Vinash Kale Viprit Buddhi.
That wise saying, used by Jayaprakash Narayan against Indira Gandhi while launching his Total Revolution campaign which eventually led to the fall of the mighty prime minister in 1977, came to mind seeing the way the Congress bosses booted out Captain Amarinder Singh.
The former maharaja of Patiala was cast aside as chief minister as they would a fly from a glass of milk.
His sense of dignity and self-respect badly mauled, the good captain has now sworn revenge.
And revenge he will exact from a party he had led with great aplomb until the Gandhi siblings stepped in and, in order to show who was the boss, flung him aside, replacing him with a lightweight.
But the Raja first. By all reckoning he was the tallest leader around in the state.
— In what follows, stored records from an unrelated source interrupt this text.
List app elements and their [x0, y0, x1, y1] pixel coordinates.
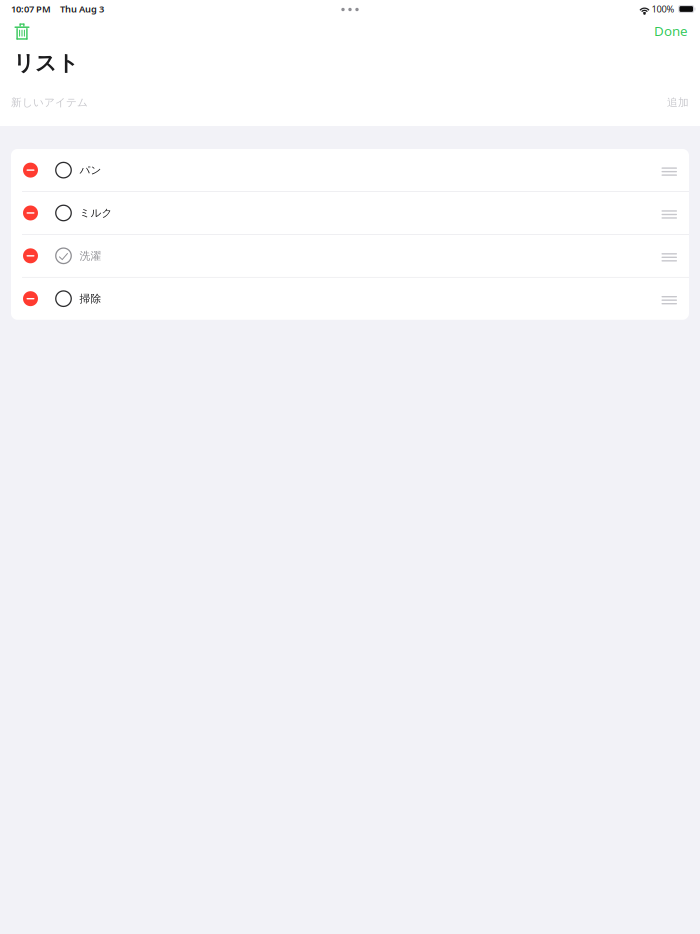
staticText: パン — [80, 164, 102, 177]
button[interactable]: 追加 — [667, 92, 689, 113]
staticText: 100% — [652, 3, 674, 15]
staticText: リスト — [13, 50, 79, 76]
button[interactable]: Mark ミルク complete — [44, 192, 80, 234]
button[interactable]: Delete ミルク — [11, 192, 44, 234]
staticText: 掃除 — [80, 292, 102, 305]
button[interactable]: Mark 洗濯 incomplete — [44, 235, 80, 277]
button[interactable]: Delete all — [0, 17, 38, 39]
button[interactable]: Delete パン — [11, 149, 44, 191]
staticText: Done — [654, 22, 688, 40]
staticText: 新しいアイテム — [11, 96, 88, 109]
staticText: 洗濯 — [80, 249, 102, 262]
staticText: 10:07 PM — [11, 3, 51, 15]
staticText: 追加 — [667, 96, 689, 109]
button[interactable]: Mark 掃除 complete — [44, 278, 80, 320]
button[interactable]: Delete 掃除 — [11, 278, 44, 320]
button[interactable]: Delete 洗濯 — [11, 235, 44, 277]
button[interactable]: Mark パン complete — [44, 149, 80, 191]
staticText: ミルク — [80, 206, 112, 220]
staticText: Thu Aug 3 — [60, 3, 104, 15]
button[interactable]: Done — [654, 14, 700, 42]
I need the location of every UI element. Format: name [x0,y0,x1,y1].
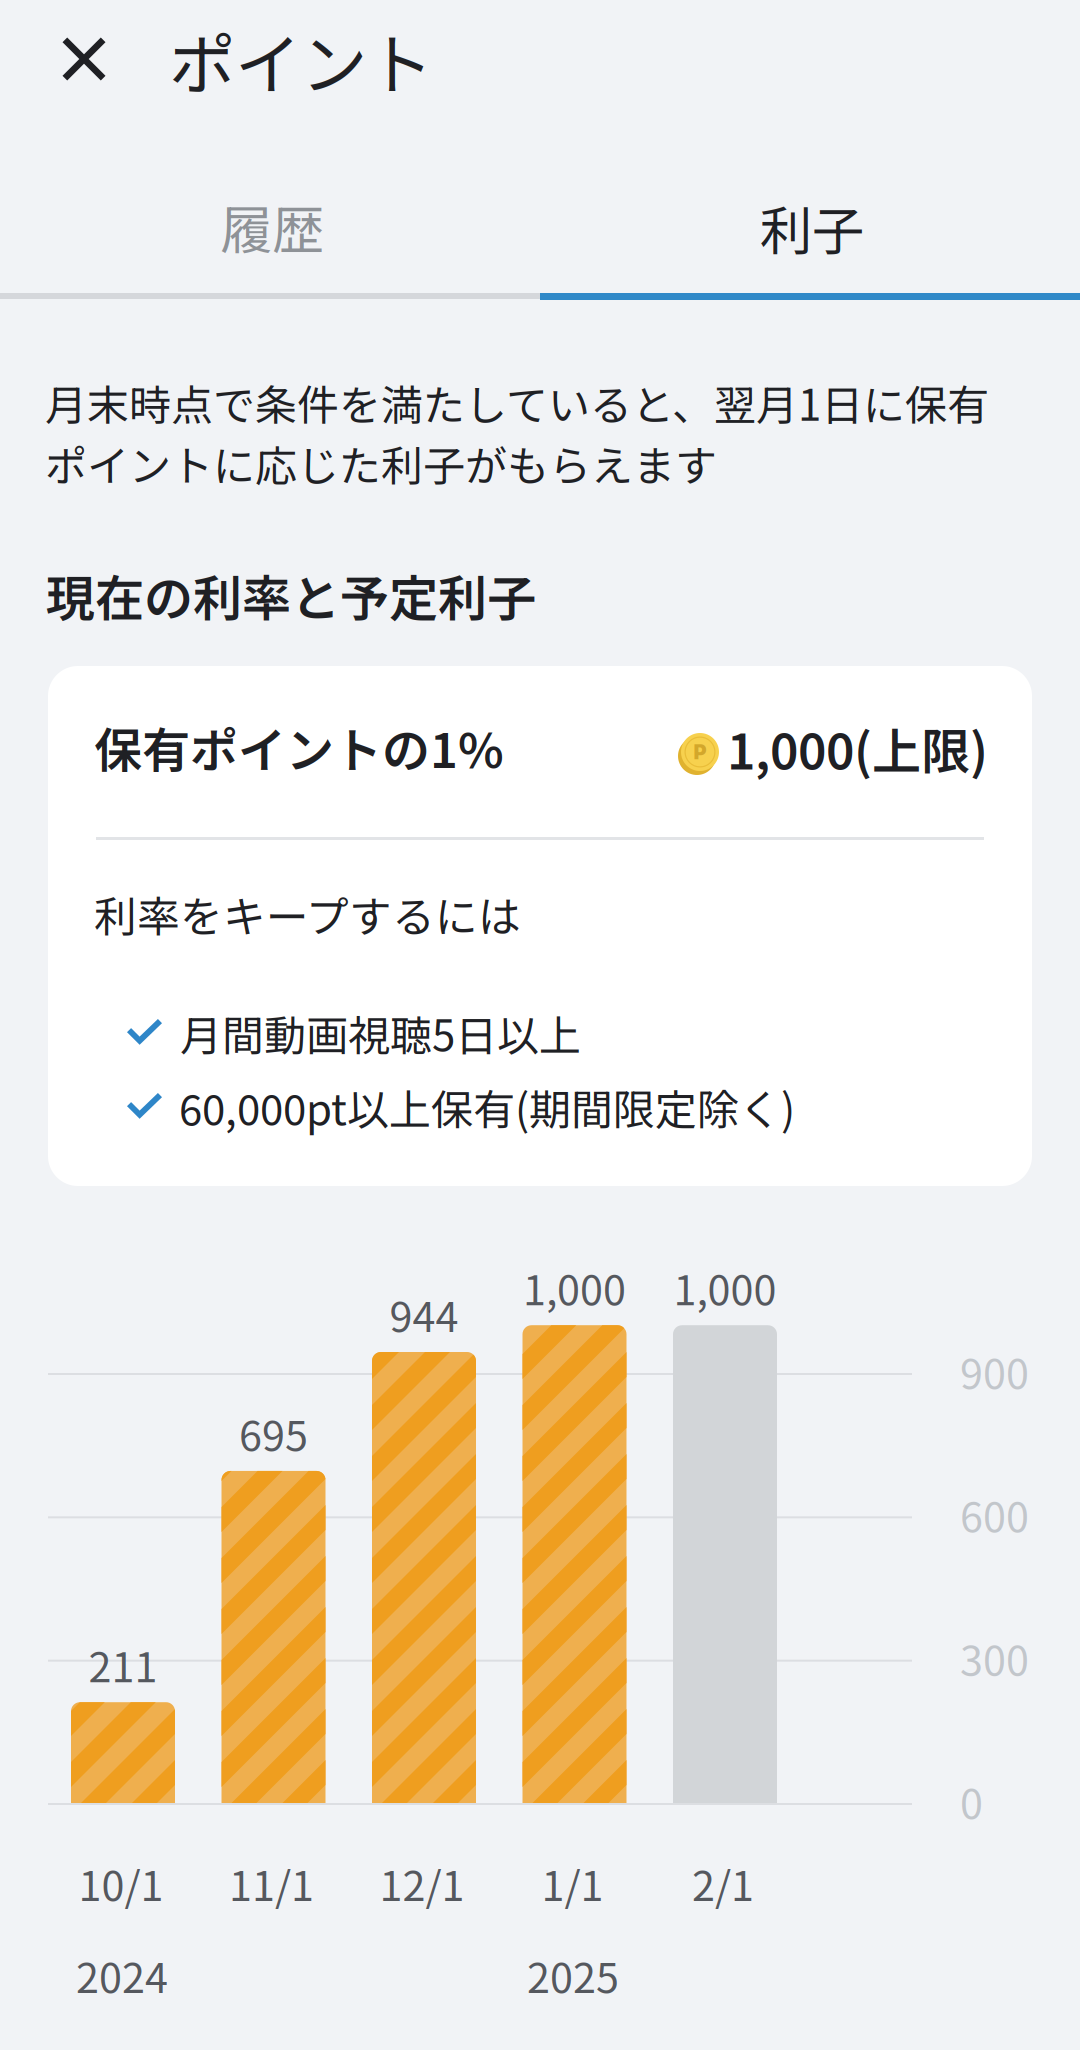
staticText: 695 [239,1403,308,1463]
staticText: 10/1 [78,1853,164,1913]
staticText: 月間動画視聴5日以上 [180,1003,581,1063]
button[interactable]: 利子 [542,167,1080,288]
staticText: 600 [960,1484,1029,1544]
staticText: 1,000(上限) [727,712,988,784]
staticText: 現在の利率と予定利子 [46,560,536,630]
staticText: 月末時点で条件を満たしていると、翌月1日に保有ポイントに応じた利子がもらえます [45,372,989,494]
staticText: 1,000 [674,1257,776,1317]
staticText: P [694,740,706,764]
staticText: 0 [960,1771,983,1831]
staticText: 2024 [76,1945,168,2005]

And stood a good chance to retain power in the next year's assembly poll.
Neither Sukhbir Singh Badal of the Shiromani Akali Dal nor anyone in the Aam Aadmi Party enjoyed such goodwill cutting across all sections.
As the captain himself said, he would have liked to step aside and hand over the reins to a younger leader after the assembly poll.
By virtually dragging him out in a nocturnal coup, the party humiliated him.
He would not forgive this hurt easily.
What till the other day looked like an election for the Congress to lose has now become wide open.
Psephologists predict a hung House with AAP at number one but well short of the half-way mark.
All this due to the hubris of the Gandhi siblings.
In order to belatedly show that they are in command, that theirs is the last word in the party, Rahul and Priyanka mercilessly wielded the big axe against the well-settled captain.
And in full public view.
The Gandhis' putative candidate for chief minister was Navjot Singh Sidhu (this column was written before Sidhu's sudden resignation as Punjab Congress Committee president on September 28, 2021).
Sidhu has shown little evidence of hard grassroots work.
Even his much-vaunted public speaking is largely rehearsed, with the former television funster interchanging personalities to repeat the same old hackneyed jokes.
But it is not the fate of Sidhu or even the captain that should overly concern us.
The greater danger lies in what might come from the sudden bout of activism by the Gandhi siblings.
The abrupt change in Punjab a few months ahead of the crucial assembly poll bore the hallmark of the inexperience and cluelessness of the Gandhi siblings.
By wielding the big stick they were in quest of the elusive grip over the party which they had been persuaded to believe was an integral part of the family inheritance.
A widely respected captain was dumped without being extended the common courtesy of prior consultation.
A willing and valuable ally was overnight converted into a bitter foe due to the immaturity of the party leadership.
Now, after Punjab, the bumbling duo has moved to Rajasthan.
The simmering dispute between Chief Minister Ashok Gehlot and Sachin Pilot is sought to be resolved by a diktat from Delhi.
Here again, any solution that leaves both Gehlot and Pilot equally resentful is bound to harm the party rather than create harmony and cohesion in government and legislative group.
From Rajasthan the Gandhis can move to Chhattisgarh where Chief Minister Bhupesh Baghel is locked in a fight-to-finish with Health Minister Singh Deo.
Baghel is refusing to to step down as per the agreement at the time of the last election which spoke of the two becoming chief minister by turns for half of the five-year term.
How the Gandhis can settle this dispute is not unclear.
But should anyone think by forcing out a senior leader like Amarinder Singh the Gandhis have become leaders in their own right, and silenced the Group of 23, they should think again.
An ill-executed Punjab operation does not make Rahul Gandhi the darling of party cadres.
On the contrary, it has only enforced his image as a novice at the ripe old age of 51, lacking maturity.
The idea that the captain was too independent -- and therefore had to be shown the door -- was most idiotic.
At a time when the Gandhis had ceased to be vote-getters, the Congress needed more leaders like Amarinder Singh who at least commanded the trust of the people in their respective states.
By replacing them with sycophants and time-servers they push the party down the path of irrelevance and ignominy.
Modi can effect drastic change at the snap of his little finger in Gujarat only because he is able to win elections for the party.
The day he ceases to be popular, the same BJP would turn its back on him.
Like Indira Gandhi in her hey day, Modi is the master of the political landscape.
Not even the closest friends of the Gandhis would claim that Indira Gandhi's grandchildren possess an iota of her charisma.